Shauna Wilton, a professor of political sciences at the University of Alberta, has just such balls. She argues that the world of Thomas the Tank Engine is in reality a fascist, racist hellhole where dreams go to die and where only "useful" elements are allowed to continue to toil away in pointless misery.

Or maybe ... maybe someone switched Wilton's Thomas DVDs with Schindler's List.

Why It's Not That Crazy:

Here's a totally hypothetical question: What if one of the trains on the show decided that he wanted to do something else with his life, like travel or star on Snakes on a Train 2: Snake Harder? He'd probably get yelled at and told to get back to work.

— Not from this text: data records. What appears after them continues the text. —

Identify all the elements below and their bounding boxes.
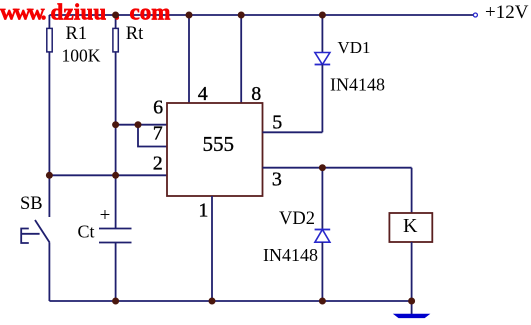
svg-text:Rt: Rt (126, 24, 144, 44)
resistor R1 (47, 28, 52, 52)
ground (394, 314, 429, 317)
junction Rt pin2 (112, 172, 119, 179)
wire VD1 branch lower (321, 65, 323, 133)
wire VD2 branch lower (321, 242, 323, 301)
junction VD2 pin3 (319, 164, 326, 171)
wire +12V top rail (49, 14, 473, 16)
svg-text:4: 4 (198, 83, 208, 105)
switch SB actuator bracket (21, 229, 39, 244)
wire Rt bottom lead to capacitor (115, 52, 117, 229)
svg-text:100K: 100K (62, 46, 101, 66)
diode VD1 (315, 53, 331, 65)
wire pin2 line (49, 174, 167, 176)
op-amp U1 555 IC box (167, 103, 263, 196)
junction ground (408, 298, 415, 305)
switch SB blade (35, 220, 50, 243)
svg-text:SB: SB (20, 194, 43, 214)
wire pin1 lead (211, 196, 213, 301)
junction VD2 bottom (319, 298, 326, 305)
svg-text:1: 1 (198, 200, 208, 222)
svg-text:2: 2 (153, 153, 163, 175)
svg-text:3: 3 (272, 168, 282, 190)
junction pin4 top (186, 12, 193, 19)
svg-text:7: 7 (153, 123, 163, 145)
wire pin6 line (116, 124, 167, 126)
terminal +12V open circle (473, 13, 477, 17)
junction pin1 bottom (209, 298, 216, 305)
svg-text:8: 8 (251, 83, 261, 105)
junction pin8 top (238, 12, 245, 19)
wire K top lead (411, 168, 413, 213)
wire Ct bottom lead (115, 243, 117, 302)
svg-text:+12V: +12V (485, 2, 529, 23)
wire Rt top lead (115, 15, 117, 28)
svg-text:K: K (403, 215, 418, 237)
junction Rt top (112, 12, 119, 19)
junction R1 pin2 (46, 172, 53, 179)
switch SB bottom lead (48, 243, 50, 302)
wire K bottom lead (411, 242, 413, 301)
wire pin5 line (263, 131, 323, 133)
wire R1 top lead (48, 15, 50, 28)
wire pin8 lead (240, 15, 242, 103)
junction pin6 Rt (112, 121, 119, 128)
wire R1 bottom lead (48, 52, 50, 175)
svg-text:IN4148: IN4148 (263, 245, 318, 265)
wire bottom rail (49, 300, 411, 302)
switch SB top lead (48, 175, 50, 217)
wire pin7 jog (138, 125, 167, 147)
diode VD2 (315, 230, 331, 243)
junction Ct bottom (112, 298, 119, 305)
ground stub (411, 301, 413, 314)
svg-text:R1: R1 (66, 24, 88, 44)
svg-text:6: 6 (153, 97, 163, 119)
junction pin7 tap (135, 121, 142, 128)
svg-text:555: 555 (203, 132, 235, 156)
junction VD1 top (319, 12, 326, 19)
svg-text:Ct: Ct (78, 222, 95, 242)
svg-text:www.dziuu.com: www.dziuu.com (0, 0, 170, 25)
wire VD1 branch upper (321, 15, 323, 53)
resistor Rt (113, 28, 118, 52)
svg-text:VD1: VD1 (338, 38, 371, 57)
svg-text:VD2: VD2 (279, 209, 315, 229)
wire VD2 branch upper (321, 168, 323, 230)
wire pin3 line (263, 167, 412, 169)
svg-text:5: 5 (272, 111, 282, 133)
svg-text:+: + (100, 205, 111, 226)
relay K box (389, 213, 432, 242)
wire pin4 lead (188, 15, 190, 103)
capacitor Ct (99, 229, 132, 243)
svg-text:IN4148: IN4148 (330, 75, 385, 95)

You see, on the island of Sodor where the show takes place, there is only room for really useful engines. That's not only the show's catch phrase, but also the basic summary of every episode in the series. That is, the engines are either trying to prove themselves or worrying that they aren't working hard enough (see "James and the Coaches," "Thomas, Percy and the Post Train," "Tender Engines" and many more).

This totalitarian obsession with usefulness is instilled in the engines by the iron fist of Sir Topham Hatt, aka the Fat Controller, who swiftly punishes all those deemed as "useless."

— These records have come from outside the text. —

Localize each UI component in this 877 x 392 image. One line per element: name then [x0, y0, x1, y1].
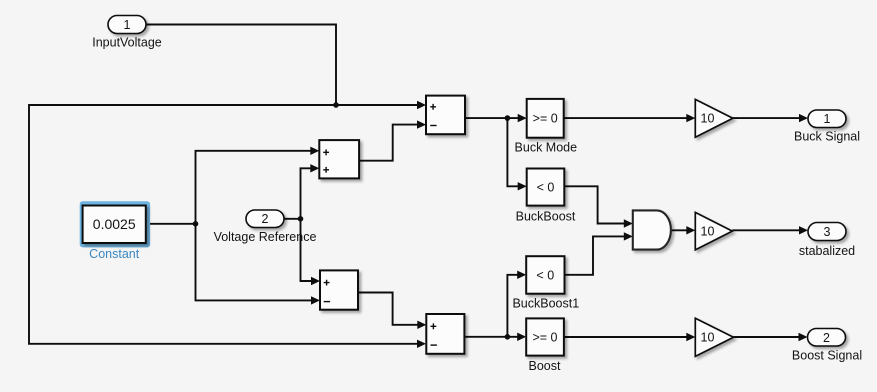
- outport 1 Buck Signal: [808, 110, 846, 128]
- sum block Sum2 (+ +): [319, 140, 359, 178]
- node junction InputVoltage: [333, 102, 339, 108]
- svg-text:< 0: < 0: [537, 180, 555, 194]
- sum block Sum4 (+ -): [426, 314, 464, 354]
- svg-text:1: 1: [824, 112, 831, 126]
- svg-text:BuckBoost1: BuckBoost1: [512, 297, 579, 311]
- wire main horizontal to Sum1 +: [29, 105, 418, 344]
- svg-text:>= 0: >= 0: [532, 331, 557, 345]
- arrowhead into Sum2 + top: [310, 147, 319, 155]
- wire Voltage Reference output: [284, 168, 312, 281]
- node junction Sum1 out: [505, 115, 511, 121]
- constant block C: [80, 201, 150, 247]
- gain Gain1 (10): [695, 99, 733, 137]
- svg-text:stabalized: stabalized: [799, 244, 855, 258]
- relational operator Buck Mode: [527, 99, 564, 138]
- relational operator Boost: [526, 318, 564, 355]
- svg-text:1: 1: [124, 18, 131, 32]
- arrowhead into BuckBoost: [518, 182, 527, 190]
- wire AND output to Gain2: [671, 229, 687, 231]
- wire Sum3 output to Sum4 +: [358, 293, 418, 325]
- arrowhead into Sum4 +: [417, 321, 426, 329]
- node junction Constant: [193, 221, 199, 227]
- node junction Sum4 out: [505, 334, 511, 340]
- gain Gain3 (10): [695, 318, 733, 356]
- arrowhead into Sum2 + bottom: [310, 164, 319, 172]
- wire Sum2 output to Sum1 -: [359, 125, 418, 161]
- outport 2 Boost Signal: [808, 329, 846, 347]
- wire Sum4 output: [464, 275, 518, 337]
- svg-text:Boost: Boost: [529, 359, 561, 373]
- relational operator BuckBoost1: [526, 256, 564, 294]
- svg-text:Boost Signal: Boost Signal: [792, 349, 862, 363]
- arrowhead into AND in2: [624, 232, 633, 240]
- svg-text:>= 0: >= 0: [533, 112, 558, 126]
- sum block Sum1 (+ -): [426, 96, 465, 135]
- svg-text:10: 10: [701, 112, 715, 126]
- wire Gain3 to out port Boost Signal: [734, 336, 800, 338]
- svg-text:2: 2: [823, 331, 830, 345]
- inport 1 InputVoltage: [108, 16, 146, 34]
- arrowhead into BuckMode: [518, 114, 527, 122]
- inport 2 Voltage Reference: [246, 210, 284, 228]
- arrowhead into Boost: [517, 333, 526, 341]
- wire BuckBoost output to AND input1: [564, 186, 625, 223]
- arrowhead into Sum1 -: [417, 120, 426, 128]
- svg-text:3: 3: [824, 225, 831, 239]
- relational operator BuckBoost: [527, 169, 565, 206]
- arrowhead into Gain3: [686, 333, 695, 341]
- wire BuckBoost1 output to AND input2: [565, 236, 626, 274]
- arrowhead into Sum1 +: [417, 101, 426, 109]
- svg-text:Buck Signal: Buck Signal: [794, 130, 860, 144]
- wire Constant output: [146, 151, 311, 301]
- arrowhead into Sum3 +: [311, 277, 320, 285]
- arrowhead into AND in1: [624, 219, 633, 227]
- svg-text:10: 10: [701, 331, 715, 345]
- arrowhead into Gain1: [686, 114, 695, 122]
- svg-text:Buck Mode: Buck Mode: [515, 141, 578, 155]
- sum block Sum3 (+ -): [320, 270, 358, 309]
- wire Boost output to Gain3: [564, 336, 687, 338]
- wire BuckMode output to Gain: [564, 117, 687, 119]
- node junction VoltageReference: [298, 216, 304, 222]
- arrowhead into Gain2: [686, 226, 695, 234]
- svg-text:10: 10: [701, 224, 715, 238]
- logical operator AND gate: [633, 210, 671, 249]
- svg-text:Voltage Reference: Voltage Reference: [214, 230, 317, 244]
- svg-text:BuckBoost: BuckBoost: [516, 210, 576, 224]
- wire from InputVoltage to junction: [146, 25, 336, 106]
- outport 3 stabalized: [808, 223, 846, 241]
- wire Gain1 to out port Buck Signal: [733, 117, 800, 119]
- wire Gain2 to out port stabalized: [732, 229, 800, 231]
- svg-text:0.0025: 0.0025: [93, 216, 136, 232]
- svg-text:< 0: < 0: [536, 269, 554, 283]
- gain Gain2 (10): [695, 212, 732, 250]
- svg-text:Constant: Constant: [89, 247, 140, 261]
- svg-text:InputVoltage: InputVoltage: [92, 36, 162, 50]
- wire Sum1 output: [465, 118, 519, 186]
- arrowhead into BuckBoost1: [517, 271, 526, 279]
- arrowhead into Sum3 -: [311, 296, 320, 304]
- arrowhead into Sum4 -: [417, 340, 426, 348]
- svg-text:2: 2: [262, 212, 269, 226]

In the episode "Break Van," Hatt has two twin engines, Donald and Douglas, compete against each other to determine which one he will send back to Scotland to be destroyed. In "The Sad Story of Henry," when an engine refuses to go out of the tunnel because of the rain, Hatt actually gives orders to brick him alive in the tunnel.

You can't really defend any of this by saying that the trains are Hatt's property. They are obviously sentient beings capable of emotions ...one of which unfortunately happens to be racism. In the show, there is a clear feud going on between the steam engines like Thomas and Percy and the diesel engines, who are depicted as stubborn, lazy and shifty.

In the episode "Daisy," a diesel named Daisy arrives on Sodor and flat out refuses to do chores. In "The Diseasel," a diesel called BoCo is accused of stealing trucks. In "Thomas's Day Off," a new, lazy diesel, Dennis, tricks Thomas into doing his work. Even the closest thing the show has to a villain is a diesel f*cking named DIESEL.

But maybe there is some perfectly reasonable, nonracist explanation for why the trains that run on clean white steam dislike the trains powered by dirty, black diesel oil. So, if you can think of one, please tell us, because we're just dying to hear it.